Last week I wrote to you about my encounter with a hostile security guard and an ancient x-ray machine at the Edward Francis Small Teaching Hospital. I described to you how sad it is that we have only one x-ray machine at our country’s main hospital and how that machine is well beyond its use-by date. I begged that you invest some money to replace that machine and in fact to buy more state of the art machines in order to accord us, your children better medical services. I hope you heard my pleas Mother Gambia, and that you also heard the pain and the tears of all those poor patients who spend long hours outside the dilapidated x-ray unit sitting on hard benches and waiting to be served by a single machine that is clearly not up to the task. I hope you have resolved to do something now, dear Mother Gambia.
And dear Mother Gambia, are you hearing the cries of the babies who lose their mothers at birth, the babies who will never know their real mothers because they died while giving birth at this same hospital? Are you hearing the cries of widowed husbands and heart-broken families whose daughters are dying in alarming numbers during childbirth at our main hospital? Are you hearing the cries of your children, the Gambian people, on social media, Mother Gambia? Are you hearing the mantra that Gambian Women’s Lives Matter? I hope you are, Mother Gambia for your children are hurting as they watch their mothers, their sisters and their children die while giving birth simply because of the poor facilities and services at your main hospital. Are you going to do something now about this, Mother Gambia? Or are you just going to watch young mothers continue to die while your people cry?
And, dear Mother Gambia, do you hear the cries of mothers in labor in the rural areas as they are dragged to the nearest clinic on horse and donkey carts, along rough and bumpy roads under the hot sun, the rain, or in the night? Do you see the carts turn around because the women died before reaching the clinics, and with them their unborn babies? How long are we going to watch our people die like that Mother Gambia? How long must we watch their tears fall on the wooden planks of horse and donkey carts and hear our women’s cries of pain as they are slowly dragged on rough and bumpy roads to clinics or hospitals that are ill-equipped to do much anyway, even if they are lucky to reach them alive? The questions are many, Mother Gambia. The situation is urgent. And the steps needed are practical and immediate. Are you up to the task Mother Gambia? For what must be questioned is not whether you have the resources to do something, but whether you will do something with the resources you have?
But today, Mother Gambia, the main subject of my letter to you is another major concern that we have had for so long in this country; a problem that, like so many others, has stayed with us year in, year out, decade in, decade out for as long as I can remember. And as you well know Mother Gambia, if a problem remains unsolved, it only gets bigger and worse with time. And the problem I address today is the problem of our streets that turn to huge lakes of muddy water every rainy season, and in which your people wade with their feet and their vehicles, and which by its very nature degrades the dignity of your people from year to year; and which from year to year remains unsolved as if you do not see it or if you see it Mother Gambia, you do not consider it important enough to address. But it is not only important Mother Gambia, it is urgent that you prevent our streets from becoming lakes of dirty muddy water every rainy season and dusty craters and hills during every dry season. How long must we live with this problem, Mother Gambia? How long must our dignity as human beings be assailed by wading through these muddy lakes with our vehicles or our persons every rainy season?

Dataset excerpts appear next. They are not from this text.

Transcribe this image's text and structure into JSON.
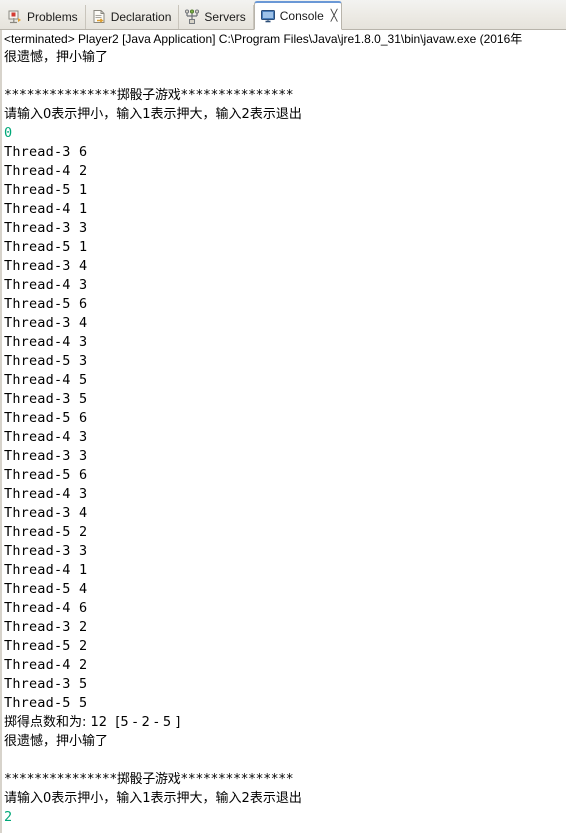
{
  "window": {
    "title": "Console"
  },
  "tabs": [
    {
      "label": "Problems",
      "icon": "problems-icon",
      "active": false,
      "closable": false
    },
    {
      "label": "Declaration",
      "icon": "declaration-icon",
      "active": false,
      "closable": false
    },
    {
      "label": "Servers",
      "icon": "servers-icon",
      "active": false,
      "closable": false
    },
    {
      "label": "Console",
      "icon": "console-icon",
      "active": true,
      "closable": true,
      "close_glyph": "╳"
    }
  ],
  "console": {
    "launch_header": "<terminated> Player2 [Java Application] C:\\Program Files\\Java\\jre1.8.0_31\\bin\\javaw.exe (2016年",
    "lines": [
      {
        "text": "很遗憾，押小输了",
        "style": "cjk",
        "color": "black"
      },
      {
        "text": "",
        "style": "blank",
        "color": "black"
      },
      {
        "text": "***************掷骰子游戏***************",
        "style": "stars",
        "color": "black"
      },
      {
        "text": "请输入0表示押小，输入1表示押大，输入2表示退出",
        "style": "cjk",
        "color": "black"
      },
      {
        "text": "0",
        "style": "mono",
        "color": "green"
      },
      {
        "text": "Thread-3 6",
        "style": "mono",
        "color": "black"
      },
      {
        "text": "Thread-4 2",
        "style": "mono",
        "color": "black"
      },
      {
        "text": "Thread-5 1",
        "style": "mono",
        "color": "black"
      },
      {
        "text": "Thread-4 1",
        "style": "mono",
        "color": "black"
      },
      {
        "text": "Thread-3 3",
        "style": "mono",
        "color": "black"
      },
      {
        "text": "Thread-5 1",
        "style": "mono",
        "color": "black"
      },
      {
        "text": "Thread-3 4",
        "style": "mono",
        "color": "black"
      },
      {
        "text": "Thread-4 3",
        "style": "mono",
        "color": "black"
      },
      {
        "text": "Thread-5 6",
        "style": "mono",
        "color": "black"
      },
      {
        "text": "Thread-3 4",
        "style": "mono",
        "color": "black"
      },
      {
        "text": "Thread-4 3",
        "style": "mono",
        "color": "black"
      },
      {
        "text": "Thread-5 3",
        "style": "mono",
        "color": "black"
      },
      {
        "text": "Thread-4 5",
        "style": "mono",
        "color": "black"
      },
      {
        "text": "Thread-3 5",
        "style": "mono",
        "color": "black"
      },
      {
        "text": "Thread-5 6",
        "style": "mono",
        "color": "black"
      },
      {
        "text": "Thread-4 3",
        "style": "mono",
        "color": "black"
      },
      {
        "text": "Thread-3 3",
        "style": "mono",
        "color": "black"
      },
      {
        "text": "Thread-5 6",
        "style": "mono",
        "color": "black"
      },
      {
        "text": "Thread-4 3",
        "style": "mono",
        "color": "black"
      },
      {
        "text": "Thread-3 4",
        "style": "mono",
        "color": "black"
      },
      {
        "text": "Thread-5 2",
        "style": "mono",
        "color": "black"
      },
      {
        "text": "Thread-3 3",
        "style": "mono",
        "color": "black"
      },
      {
        "text": "Thread-4 1",
        "style": "mono",
        "color": "black"
      },
      {
        "text": "Thread-5 4",
        "style": "mono",
        "color": "black"
      },
      {
        "text": "Thread-4 6",
        "style": "mono",
        "color": "black"
      },
      {
        "text": "Thread-3 2",
        "style": "mono",
        "color": "black"
      },
      {
        "text": "Thread-5 2",
        "style": "mono",
        "color": "black"
      },
      {
        "text": "Thread-4 2",
        "style": "mono",
        "color": "black"
      },
      {
        "text": "Thread-3 5",
        "style": "mono",
        "color": "black"
      },
      {
        "text": "Thread-5 5",
        "style": "mono",
        "color": "black"
      },
      {
        "text": "掷得点数和为: 12  [5 - 2 - 5 ]",
        "style": "cjk",
        "color": "black"
      },
      {
        "text": "很遗憾，押小输了",
        "style": "cjk",
        "color": "black"
      },
      {
        "text": "",
        "style": "blank",
        "color": "black"
      },
      {
        "text": "***************掷骰子游戏***************",
        "style": "stars",
        "color": "black"
      },
      {
        "text": "请输入0表示押小，输入1表示押大，输入2表示退出",
        "style": "cjk",
        "color": "black"
      },
      {
        "text": "2",
        "style": "mono",
        "color": "green"
      }
    ]
  },
  "colors": {
    "input_echo_green": "#00a878",
    "output_black": "#000000",
    "tab_active_bg": "#ffffff",
    "tab_accent_blue": "#6a98d6"
  }
}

I trust you have seen the images I attach to this letter Mother Gambia. These are images of our streets. But they clearly do not look like streets, Mother Gambia. They are in fact large lakes of muddy water in which we are forced to wade, to ride and to drive; in which some of us often slip and fall or have our cars stuck. Do you know the pain and frustration of walking, riding or driving on streets like these Mother Gambia? It is harrowing. The sad thing is that most of us have long stopped complaining about these muddy streets, and just take is as normal that when the rainy season comes, it is time to wade in large lakes of dirty muddy water, to deal with the increase in mosquitoes bred in these muddy lakes, and when the rainy season ends, to deal with the stench of these pools before they get dry. And when they get dry, we take it as normal to walk, ride or drive on streets that look like a rough patch of rock and sand totally unsuited to our dignity as intelligent human beings. And so some of your people have come to tolerate their muddy and rough streets as normal, Mother Gambia.

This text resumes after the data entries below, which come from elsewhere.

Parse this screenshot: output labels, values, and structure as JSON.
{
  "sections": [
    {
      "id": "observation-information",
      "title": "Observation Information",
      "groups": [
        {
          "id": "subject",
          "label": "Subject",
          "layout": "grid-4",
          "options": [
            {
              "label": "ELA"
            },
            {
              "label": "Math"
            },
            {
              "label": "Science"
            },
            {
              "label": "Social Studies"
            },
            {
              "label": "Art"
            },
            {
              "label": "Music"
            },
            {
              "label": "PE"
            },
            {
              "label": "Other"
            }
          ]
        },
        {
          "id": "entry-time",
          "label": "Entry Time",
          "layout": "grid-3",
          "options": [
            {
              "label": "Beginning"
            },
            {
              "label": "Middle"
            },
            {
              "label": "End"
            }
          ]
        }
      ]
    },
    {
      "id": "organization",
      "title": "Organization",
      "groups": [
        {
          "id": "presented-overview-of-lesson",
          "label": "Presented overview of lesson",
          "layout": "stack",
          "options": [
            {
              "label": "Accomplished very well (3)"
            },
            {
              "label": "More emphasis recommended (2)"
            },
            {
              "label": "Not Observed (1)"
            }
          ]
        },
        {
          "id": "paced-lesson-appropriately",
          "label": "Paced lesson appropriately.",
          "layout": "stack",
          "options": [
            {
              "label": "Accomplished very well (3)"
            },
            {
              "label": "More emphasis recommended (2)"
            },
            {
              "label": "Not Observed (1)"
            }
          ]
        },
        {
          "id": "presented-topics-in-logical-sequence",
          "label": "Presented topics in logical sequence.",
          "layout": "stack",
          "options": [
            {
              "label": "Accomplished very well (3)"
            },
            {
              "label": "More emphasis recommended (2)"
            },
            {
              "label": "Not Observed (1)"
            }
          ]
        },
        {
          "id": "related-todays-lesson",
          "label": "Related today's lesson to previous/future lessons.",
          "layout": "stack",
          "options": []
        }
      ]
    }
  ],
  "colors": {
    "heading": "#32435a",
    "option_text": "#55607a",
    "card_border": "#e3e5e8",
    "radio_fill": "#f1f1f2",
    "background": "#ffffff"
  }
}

But you must agree with me that these things are not normal and can never be normal, Mother Gambia. Our streets are not meant to be muddy pools of dirty water in the rainy season and rocky patches of dust and craters in the dry season. They need to be paved and worthy of our dignity as human beings. And so you must do something as a matter of urgency Mother Gambia. You must find a way of making sure that within the next year or two, all or the great majority of our streets in Talinding, Tabokoto, Latrikunda, Churchill’s Town, Brusubi, Bakoteh, Lamin, Brikama and elsewhere are paved. And one way of doing this is to employ the young people in these neighborhoods to build their streets. We have a lot of youthful energy sitting around doing nothing, Mother Gambia. Employ them, train them, and set them to work building our streets. I am sure you can afford to do that, Mother Gambia, if only you set your mind to it.